Cautionary tales regarding controversial content published on social media and internet platforms are not new. Offenders face virtual justice presented by the evolving and ubiquitous “cancel culture” that targets anyone whose social media posts offend (even marginally) the court of public opinion. They also face the risk of defamation claims which can be costly to fight and very costly to lose.
With those risks to profile and pocket, why do people still publish potentially harmful or controversial content on social media platforms? Is freedom of expression regarded as an absolute (online) right? Does a perception of online anonymity fuel a misplaced and ill-advised bravado amongst keyboard warriors?

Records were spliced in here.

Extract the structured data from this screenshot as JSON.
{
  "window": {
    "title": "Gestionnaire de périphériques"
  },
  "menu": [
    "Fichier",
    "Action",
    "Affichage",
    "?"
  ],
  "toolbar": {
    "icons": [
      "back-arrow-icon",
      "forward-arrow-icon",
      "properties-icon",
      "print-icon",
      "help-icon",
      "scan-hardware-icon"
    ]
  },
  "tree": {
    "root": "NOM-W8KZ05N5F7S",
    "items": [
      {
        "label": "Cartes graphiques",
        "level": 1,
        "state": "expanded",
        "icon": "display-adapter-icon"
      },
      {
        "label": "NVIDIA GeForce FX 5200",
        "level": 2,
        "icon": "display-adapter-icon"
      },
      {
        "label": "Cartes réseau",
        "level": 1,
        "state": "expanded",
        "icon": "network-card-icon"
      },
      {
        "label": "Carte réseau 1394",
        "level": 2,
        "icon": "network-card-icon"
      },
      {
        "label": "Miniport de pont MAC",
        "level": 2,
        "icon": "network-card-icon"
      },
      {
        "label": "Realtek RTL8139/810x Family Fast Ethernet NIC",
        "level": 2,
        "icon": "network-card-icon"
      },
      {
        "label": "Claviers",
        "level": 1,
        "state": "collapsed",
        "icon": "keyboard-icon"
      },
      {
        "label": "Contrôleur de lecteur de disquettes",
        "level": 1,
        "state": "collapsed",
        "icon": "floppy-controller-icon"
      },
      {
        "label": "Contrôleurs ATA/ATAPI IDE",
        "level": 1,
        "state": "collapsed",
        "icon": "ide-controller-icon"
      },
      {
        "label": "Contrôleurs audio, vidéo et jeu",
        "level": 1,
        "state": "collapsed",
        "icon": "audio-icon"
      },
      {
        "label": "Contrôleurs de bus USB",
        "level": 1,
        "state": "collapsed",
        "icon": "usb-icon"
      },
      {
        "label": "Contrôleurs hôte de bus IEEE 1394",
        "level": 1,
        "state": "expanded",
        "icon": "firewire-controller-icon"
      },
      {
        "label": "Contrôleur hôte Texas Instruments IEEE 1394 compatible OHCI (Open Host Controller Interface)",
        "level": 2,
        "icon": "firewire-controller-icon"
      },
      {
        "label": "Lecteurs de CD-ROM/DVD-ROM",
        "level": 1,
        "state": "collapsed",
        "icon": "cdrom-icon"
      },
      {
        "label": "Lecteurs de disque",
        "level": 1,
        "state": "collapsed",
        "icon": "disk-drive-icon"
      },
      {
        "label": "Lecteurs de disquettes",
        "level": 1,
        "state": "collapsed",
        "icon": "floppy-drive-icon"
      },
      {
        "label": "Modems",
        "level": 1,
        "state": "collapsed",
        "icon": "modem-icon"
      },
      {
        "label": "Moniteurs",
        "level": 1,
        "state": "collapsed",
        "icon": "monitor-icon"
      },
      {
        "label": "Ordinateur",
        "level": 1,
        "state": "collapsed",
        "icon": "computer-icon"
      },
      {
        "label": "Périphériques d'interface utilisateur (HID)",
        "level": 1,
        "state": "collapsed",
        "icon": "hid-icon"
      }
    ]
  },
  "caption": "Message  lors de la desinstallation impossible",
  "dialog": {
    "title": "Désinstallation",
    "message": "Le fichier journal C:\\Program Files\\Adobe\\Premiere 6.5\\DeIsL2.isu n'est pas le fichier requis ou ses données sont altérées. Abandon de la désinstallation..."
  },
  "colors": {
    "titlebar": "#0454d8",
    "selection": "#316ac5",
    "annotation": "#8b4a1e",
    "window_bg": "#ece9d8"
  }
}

Hard questions and no straight answers. Maybe those posting harmful / hateful content have no understanding that posting on social media constitutes publication. If so, a good place to start in understanding defamation is the legal authorities. The Constitutional Court in Le Roux v Dey 2011 3 SA 274 confirmed that the law of defamation is designed to compensate a victim for any publication that injures the victim in their good name and reputation. The court set out the elements of defamation succinctly as: the wrongful and intentional publication of a defamatory statement concerning the wronged party.
As the online environment develops it is the notion of publication that we focus on here. Before the internet, what constituted “publication” was limited generally to hardcopy print. But with the advent and evolution of electronic communication, the internet and social media, examples meeting the requirement of “publication”, as set out in the Le Roux case, will self-evidently include email but also:
- posts on any social media platforms, Instagram; Facebook; Twitter; LinkedIn; and TikTok included;
- WhatsApp messages;
- comments on online news articles; and
- any other publicly accessible medium.
What is even more important to understand is that South African law considers repeating or sharing defamatory content as sufficient to constitute “publication” and, thus, defamation in its own right, even if the repeater or sharer was not the author of the original defamatory post. So just by clicking share, you could be perpetuating the defamation, exposing yourself to a damages claim for defamation or to potential dismissal by your employer. Disciplinary proceedings against employees in relation to their social media activity and online conduct is now well established in our law, as detailed in our employment alerts of 18 November 2019 and 3 December 2019.
With 1.62 billion users visiting Facebook each day (as at 4 May 2020) - and approximately 145 million daily active users on Twitter (as at 30 November 2019), the chances of a defamatory post going undetected are slim – in fact, you have more chance of the opposite result - going viral. The internet and social media are immensely powerful but so dangerous for the innocent and unwary. Many children have access to electronic devices and social media platforms, and it is so important that children are aware of the grave consequences of irresponsible conduct, consequences that might only be manifest years down the line. Just like an elephant, the internet never forgets.
We should have no sympathy for bigots and online “trolls” – they should get what’s coming to them. But children, young adults and the uninitiated need to be made aware that, no matter how innocently they publish or share something online, that publication could jeopardise their future. The last thing anyone wants, having posted rashly or carelessly, is to be left quoting JK Rowling’s Rubeus Hagrid: “Shouldn’t have said that...I should not have said that…shouldn’t have said that!”.